I would like to split a data.frame by sequences of NA values. The original data.frame looks like this example:
data <- data.frame(temp1=c(2,5,8,NA,NA,NA,7,4,1,3,NA,NA,1,5,NA,NA,NA,NA,9),temp2=c(1:19))
and I would like to get a list of data frames with only the sequences of NA values:
result <- list(data.frame(temp1=c(NA,NA,NA),temp2=c(4,5,6)),data.frame(temp1=c(NA,NA),temp2=c(11,12)),data.frame(temp1=c(NA,NA,NA,NA),temp2=c(15,16,17,18)))
so that I can work on each sequence independently (each sequence is a specific case).

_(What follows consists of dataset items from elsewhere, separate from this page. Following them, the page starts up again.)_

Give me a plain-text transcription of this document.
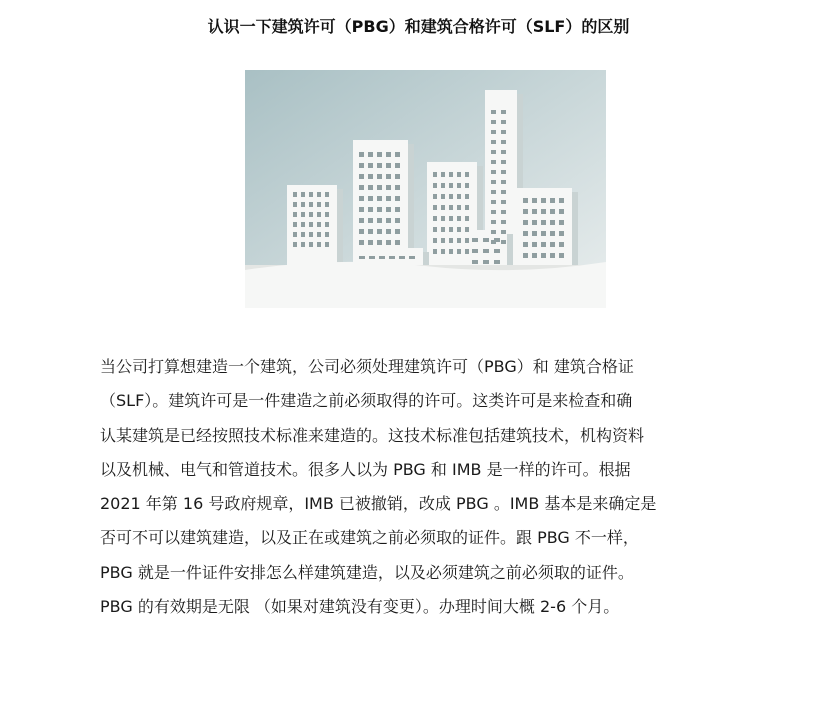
认识一下建筑许可（PBG）和建筑合格许可（SLF）的区别

当公司打算想建造一个建筑，公司必须处理建筑许可（PBG）和 建筑合格证

（SLF）。建筑许可是一件建造之前必须取得的许可。这类许可是来检查和确

认某建筑是已经按照技术标准来建造的。这技术标准包括建筑技术，机构资料

以及机械、电气和管道技术。很多人以为 PBG 和 IMB 是一样的许可。根据

2021 年第 16 号政府规章，IMB 已被撤销，改成 PBG 。IMB 基本是来确定是

否可不可以建筑建造，以及正在或建筑之前必须取的证件。跟 PBG 不一样，

PBG 就是一件证件安排怎么样建筑建造，以及必须建筑之前必须取的证件。

PBG 的有效期是无限 （如果对建筑没有变更）。办理时间大概 2-6 个月。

(e.g like a subset(data,is.na(data$temp1)) but with separated sequences of NA)
>Solution :
An one-liner using split would be:
# library(data.table) for the rleid() function
# interchangeable with dplyr::consecutive_id()
library(data.table)
split(data, ifelse(is.na(data$temp1), rleid(data$temp1), NA))
$`4`
temp1 temp2
4 NA 4
5 NA 5
6 NA 6
$`9`
temp1 temp2
11 NA 11
12 NA 12
$`12`
temp1 temp2
15 NA 15
16 NA 16
17 NA 17
18 NA 18
Wrap the whole thing with unnamed() if you want to get rid of the list names.